2020年7月24日(金)

アンドレイ・タルコフスキーの『ノスタルジア』を観た。ネットで監督の名を見かけて興味だけは持っていたから、週末のこの機会にと思ったのだった。ときどき霧が立ちこめては晴れ、終始なにかしらの水音が聞こえる、静かな映画だった。なにが心に残ったろうなと自分に問うと、水がばらばらと漏り光の入る屋内で犬が乾いたところに寝そべる、あの場面。タルコフスキーという人は水へのこだわりがあるんだろうか。登場人物は大体どこかねじが外れている気がした。

草刈り機が動かせるかどうかの確認で一日かかった。駄目みたいだ。交換すべき燃料チューブやプラグにガソリンなどを求め、ホームセンターを何度も往復。電話越しでの大叔父のアドバイスは、ガソリンは一ヶ月も放置すると使えなくなるから新しいものに入れ替えること、プラグを専用の工具で取り外して掃除すべきかもしれない、ということだった。出来ることはやってみて、それでも動かない。あれこれ奮戦して夕方ごろ判明したのだけれど、去年の台風直撃で祖父宅の物置が農機具ごと水没して以来、それらが動くかどうか、誰も確認していなかった。取り外したプラグの頭部はべちゃっとした汚れにまみれていた。エンジン内部もあんなふうに、水没したときのまま汚れているのかもしれない。仕方がないから後日、農機具の修理を引き受けているJAの施設か、母の馴染みの車屋さんへ持ち込むことになった。セルフスタンドで携行缶にガソリンを入れていたら従業員の方に注意されてしまった。ガソリンを車でなく携行缶に注ぐ場合は、スタンドの人がその作業を行う決まりになっているそう。すみませんと頭を下げながら、こういうの自動車学校で習ったんだっけ、みたいに考えていた。判然としない。

八溝山地のどこか頂上から茨城の方角を向けば約50km先の海が見えるかもしれない、ということをいま思った。実際には低い隆起からの見通しはよくないかも知れず、大気だって夏場はことにもやが掛かるけれど、大切なのはあの空の下あたりにそれがあると分かることだ。自分が暮らす那須野ヶ原のことは山に囲まれた内陸の平らな土地、みたいに認識して、ここは海とは縁のない場所だなーということを疑いもしなかった。「あの山の向こうは海」と知っていることは、認識の空間が広がって気持ちのよいものだねえ。地元から撮られた富士山の写真を見たことがあるから、その四分の一の距離にあるものなら、高度を鑑みても山地頂上からの視野には入っていそうだ。いつか検証できたら。

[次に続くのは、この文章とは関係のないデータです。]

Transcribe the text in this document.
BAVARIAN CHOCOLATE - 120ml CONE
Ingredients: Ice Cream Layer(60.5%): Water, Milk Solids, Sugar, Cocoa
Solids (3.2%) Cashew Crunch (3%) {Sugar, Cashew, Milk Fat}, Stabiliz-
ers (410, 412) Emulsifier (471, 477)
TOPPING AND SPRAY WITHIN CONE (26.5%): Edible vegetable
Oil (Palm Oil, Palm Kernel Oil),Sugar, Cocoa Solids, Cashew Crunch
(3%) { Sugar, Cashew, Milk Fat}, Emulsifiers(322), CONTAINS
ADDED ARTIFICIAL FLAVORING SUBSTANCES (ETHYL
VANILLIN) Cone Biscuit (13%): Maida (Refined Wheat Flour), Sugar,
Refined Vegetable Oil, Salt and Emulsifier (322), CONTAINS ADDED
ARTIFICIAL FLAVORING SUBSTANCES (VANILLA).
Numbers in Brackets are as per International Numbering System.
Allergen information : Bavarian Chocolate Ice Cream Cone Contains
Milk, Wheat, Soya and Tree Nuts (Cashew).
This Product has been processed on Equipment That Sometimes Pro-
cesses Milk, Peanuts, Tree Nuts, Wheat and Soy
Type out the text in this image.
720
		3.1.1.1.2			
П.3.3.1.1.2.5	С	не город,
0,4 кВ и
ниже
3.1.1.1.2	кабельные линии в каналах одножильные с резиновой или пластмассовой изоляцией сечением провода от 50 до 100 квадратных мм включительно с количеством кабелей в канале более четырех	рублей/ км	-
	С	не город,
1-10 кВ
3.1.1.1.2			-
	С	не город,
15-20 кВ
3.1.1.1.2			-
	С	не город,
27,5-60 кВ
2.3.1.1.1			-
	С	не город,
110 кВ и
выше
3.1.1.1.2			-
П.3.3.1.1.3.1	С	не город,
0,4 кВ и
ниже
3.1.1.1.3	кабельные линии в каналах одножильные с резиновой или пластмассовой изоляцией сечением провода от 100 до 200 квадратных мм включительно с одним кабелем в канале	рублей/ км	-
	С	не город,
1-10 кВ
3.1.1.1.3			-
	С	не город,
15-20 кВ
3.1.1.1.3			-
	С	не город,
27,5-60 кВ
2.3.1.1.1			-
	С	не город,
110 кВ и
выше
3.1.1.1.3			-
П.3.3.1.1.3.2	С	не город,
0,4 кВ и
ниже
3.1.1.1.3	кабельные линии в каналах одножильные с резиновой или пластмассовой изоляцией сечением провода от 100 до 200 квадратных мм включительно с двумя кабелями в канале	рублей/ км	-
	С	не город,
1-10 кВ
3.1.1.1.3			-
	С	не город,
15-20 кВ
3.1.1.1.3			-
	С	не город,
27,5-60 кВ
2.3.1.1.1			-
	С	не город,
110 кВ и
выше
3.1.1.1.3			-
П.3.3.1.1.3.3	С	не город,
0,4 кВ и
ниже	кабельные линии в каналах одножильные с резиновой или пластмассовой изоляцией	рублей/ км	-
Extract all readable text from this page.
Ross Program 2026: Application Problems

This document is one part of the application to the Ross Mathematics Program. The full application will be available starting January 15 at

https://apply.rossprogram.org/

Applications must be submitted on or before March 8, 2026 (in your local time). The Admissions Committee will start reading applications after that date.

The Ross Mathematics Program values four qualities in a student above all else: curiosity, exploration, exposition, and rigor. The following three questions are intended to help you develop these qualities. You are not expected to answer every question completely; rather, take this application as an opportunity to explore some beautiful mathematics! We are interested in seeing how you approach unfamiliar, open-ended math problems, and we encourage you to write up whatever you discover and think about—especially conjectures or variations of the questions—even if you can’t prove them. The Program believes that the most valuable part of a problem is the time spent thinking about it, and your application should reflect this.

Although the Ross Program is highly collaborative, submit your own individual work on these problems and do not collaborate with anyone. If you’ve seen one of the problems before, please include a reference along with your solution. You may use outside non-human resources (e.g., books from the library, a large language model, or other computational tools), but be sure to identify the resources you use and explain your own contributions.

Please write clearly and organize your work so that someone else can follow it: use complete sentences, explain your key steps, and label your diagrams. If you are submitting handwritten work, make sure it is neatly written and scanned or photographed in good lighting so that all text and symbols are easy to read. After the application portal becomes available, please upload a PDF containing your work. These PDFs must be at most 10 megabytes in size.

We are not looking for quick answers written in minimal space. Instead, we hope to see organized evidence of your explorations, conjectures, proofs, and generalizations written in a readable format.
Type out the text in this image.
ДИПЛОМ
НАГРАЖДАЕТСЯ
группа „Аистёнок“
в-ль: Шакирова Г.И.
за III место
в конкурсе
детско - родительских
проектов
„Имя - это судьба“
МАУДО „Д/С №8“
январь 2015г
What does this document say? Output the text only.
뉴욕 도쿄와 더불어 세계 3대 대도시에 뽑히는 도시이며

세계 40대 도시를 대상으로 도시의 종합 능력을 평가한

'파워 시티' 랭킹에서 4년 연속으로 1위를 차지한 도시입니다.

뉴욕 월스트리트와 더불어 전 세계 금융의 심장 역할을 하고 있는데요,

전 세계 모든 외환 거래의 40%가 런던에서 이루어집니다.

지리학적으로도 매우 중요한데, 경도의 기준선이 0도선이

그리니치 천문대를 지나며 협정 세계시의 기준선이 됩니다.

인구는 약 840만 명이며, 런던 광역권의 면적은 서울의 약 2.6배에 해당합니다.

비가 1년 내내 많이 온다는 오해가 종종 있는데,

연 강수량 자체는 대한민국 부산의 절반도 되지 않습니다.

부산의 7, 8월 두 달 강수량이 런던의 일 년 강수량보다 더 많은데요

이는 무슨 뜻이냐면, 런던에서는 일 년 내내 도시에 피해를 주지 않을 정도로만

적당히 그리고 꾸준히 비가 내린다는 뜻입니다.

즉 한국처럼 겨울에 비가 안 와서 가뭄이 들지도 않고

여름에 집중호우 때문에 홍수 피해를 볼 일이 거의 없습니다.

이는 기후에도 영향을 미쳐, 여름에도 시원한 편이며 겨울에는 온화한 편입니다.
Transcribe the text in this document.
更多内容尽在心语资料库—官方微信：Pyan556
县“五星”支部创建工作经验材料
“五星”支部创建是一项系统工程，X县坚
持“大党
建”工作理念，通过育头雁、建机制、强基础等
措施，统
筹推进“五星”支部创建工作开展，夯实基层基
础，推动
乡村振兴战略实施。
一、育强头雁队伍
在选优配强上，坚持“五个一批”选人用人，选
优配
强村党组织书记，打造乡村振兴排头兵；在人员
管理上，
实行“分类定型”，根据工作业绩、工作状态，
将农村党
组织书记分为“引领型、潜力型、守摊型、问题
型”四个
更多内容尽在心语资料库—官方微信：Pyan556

今年の梅雨はみたいな文脈で、雨はこんなに人間をいたぶってなにがしたいんだ、という趣旨のトークを、いま始まったラジアンで聴いてる。天候に思惑がないことは分かっているけれど、自然現象を擬人化したらトンチキな文章になって楽しそう。

谷川俊太郎の詩集はきのう読み終えて『たのしいムーミン一家』第三章の終わりを飽きもせずに読み返してる。この主張も飽きないけれど、あの大夕立の向こうで閃く予感と幻想は、ムーミン屈指の名場面だもの。あれにはなんとなく、雨と雑踏のビッグ・ベンを想像するなあ。